Breaking anchored droplets in a microfluidic Hele-Shaw cell

TL;DR

This paper investigates how anchored droplets in a microfluidic Hele-Shaw cell break up under flow, revealing a critical flow rate for breakup and modeling the shape of droplets using elastica equations.

Contribution

It introduces a new understanding of droplet breakup dynamics in microfluidic traps and models the shape transition using elastica equations based on capillary number.

Findings

Droplets break up at a critical flow rate.

Drop shape follows elastica equation below critical flow.

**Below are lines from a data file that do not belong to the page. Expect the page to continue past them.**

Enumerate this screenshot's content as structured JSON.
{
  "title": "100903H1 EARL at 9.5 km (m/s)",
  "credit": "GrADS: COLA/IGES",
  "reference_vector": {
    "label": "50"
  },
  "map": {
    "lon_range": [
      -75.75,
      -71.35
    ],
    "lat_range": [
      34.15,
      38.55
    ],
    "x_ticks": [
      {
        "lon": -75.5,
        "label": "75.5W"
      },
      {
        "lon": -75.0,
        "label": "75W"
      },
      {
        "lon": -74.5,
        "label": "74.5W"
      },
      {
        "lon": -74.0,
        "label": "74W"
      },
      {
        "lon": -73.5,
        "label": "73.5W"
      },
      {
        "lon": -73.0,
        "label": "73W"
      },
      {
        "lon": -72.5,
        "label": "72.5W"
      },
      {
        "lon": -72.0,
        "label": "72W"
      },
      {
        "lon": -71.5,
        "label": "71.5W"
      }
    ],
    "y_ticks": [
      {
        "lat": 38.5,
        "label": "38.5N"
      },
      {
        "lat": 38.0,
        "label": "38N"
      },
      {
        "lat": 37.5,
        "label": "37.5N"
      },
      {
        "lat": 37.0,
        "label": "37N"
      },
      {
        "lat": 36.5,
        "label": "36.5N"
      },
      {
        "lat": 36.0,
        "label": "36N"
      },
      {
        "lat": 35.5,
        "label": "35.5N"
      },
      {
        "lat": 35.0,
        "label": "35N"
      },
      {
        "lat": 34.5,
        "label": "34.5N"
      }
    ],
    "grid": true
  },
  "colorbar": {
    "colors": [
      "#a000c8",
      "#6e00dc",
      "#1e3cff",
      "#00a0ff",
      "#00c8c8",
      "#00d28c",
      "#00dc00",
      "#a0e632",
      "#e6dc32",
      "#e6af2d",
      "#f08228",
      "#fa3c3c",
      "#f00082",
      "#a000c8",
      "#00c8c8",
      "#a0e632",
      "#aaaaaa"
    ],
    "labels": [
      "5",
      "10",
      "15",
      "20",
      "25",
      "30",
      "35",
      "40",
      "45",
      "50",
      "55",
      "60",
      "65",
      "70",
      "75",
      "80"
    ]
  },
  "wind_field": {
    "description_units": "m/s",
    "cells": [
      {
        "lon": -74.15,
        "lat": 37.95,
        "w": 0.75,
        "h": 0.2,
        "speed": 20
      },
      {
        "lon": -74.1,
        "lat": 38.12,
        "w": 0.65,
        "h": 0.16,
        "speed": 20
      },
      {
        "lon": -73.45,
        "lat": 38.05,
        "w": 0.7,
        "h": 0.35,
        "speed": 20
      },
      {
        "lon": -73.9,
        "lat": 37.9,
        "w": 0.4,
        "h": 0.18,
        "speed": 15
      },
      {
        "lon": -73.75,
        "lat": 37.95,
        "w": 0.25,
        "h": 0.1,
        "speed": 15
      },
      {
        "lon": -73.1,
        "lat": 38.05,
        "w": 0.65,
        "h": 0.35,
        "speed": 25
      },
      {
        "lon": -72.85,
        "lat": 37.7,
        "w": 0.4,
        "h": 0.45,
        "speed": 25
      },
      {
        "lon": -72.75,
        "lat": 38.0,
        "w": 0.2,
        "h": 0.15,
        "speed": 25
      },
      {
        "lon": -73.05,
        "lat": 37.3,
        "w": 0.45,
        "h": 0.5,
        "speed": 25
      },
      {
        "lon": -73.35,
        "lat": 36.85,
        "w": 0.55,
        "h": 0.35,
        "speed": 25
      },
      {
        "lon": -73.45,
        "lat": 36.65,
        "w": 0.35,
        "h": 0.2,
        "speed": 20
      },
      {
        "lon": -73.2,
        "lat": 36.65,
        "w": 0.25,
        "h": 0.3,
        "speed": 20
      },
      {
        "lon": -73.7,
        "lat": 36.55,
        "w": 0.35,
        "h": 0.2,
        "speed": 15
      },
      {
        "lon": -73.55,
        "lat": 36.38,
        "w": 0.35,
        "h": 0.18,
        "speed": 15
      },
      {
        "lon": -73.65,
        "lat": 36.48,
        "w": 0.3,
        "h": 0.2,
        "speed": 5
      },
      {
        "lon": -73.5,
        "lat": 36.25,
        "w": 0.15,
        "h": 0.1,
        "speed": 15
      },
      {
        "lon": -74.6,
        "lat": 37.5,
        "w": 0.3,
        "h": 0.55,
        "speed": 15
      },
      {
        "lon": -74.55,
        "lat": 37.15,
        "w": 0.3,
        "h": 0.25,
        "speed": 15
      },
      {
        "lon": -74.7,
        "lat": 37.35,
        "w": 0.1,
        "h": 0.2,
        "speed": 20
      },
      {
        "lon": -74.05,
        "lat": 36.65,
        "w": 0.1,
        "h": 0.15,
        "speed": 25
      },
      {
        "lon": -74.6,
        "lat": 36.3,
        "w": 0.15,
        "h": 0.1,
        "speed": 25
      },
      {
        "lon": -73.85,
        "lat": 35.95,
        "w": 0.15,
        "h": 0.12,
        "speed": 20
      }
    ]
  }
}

Array of anchors can produce stationary droplet arrays.

Abstract

We study microfluidic self digitization in Hele-Shaw cells using pancake droplets anchored to surface tension traps. We show that above a critical flow rate, large anchored droplets break up to form two daughter droplets, one of which remains in the anchor. Below the critical flow velocity for breakup the shape of the anchored drop is given by an elastica equation that depends on the capillary number of the outer fluid. As the velocity crosses the critical value, the equation stops admitting a solution that satisfies the boundary conditions; the drop breaks up in spite of the neck still having finite width. A similar breaking event also takes place between the holes of an array of anchors, which we use to produce a 2D array of stationary drops in situ.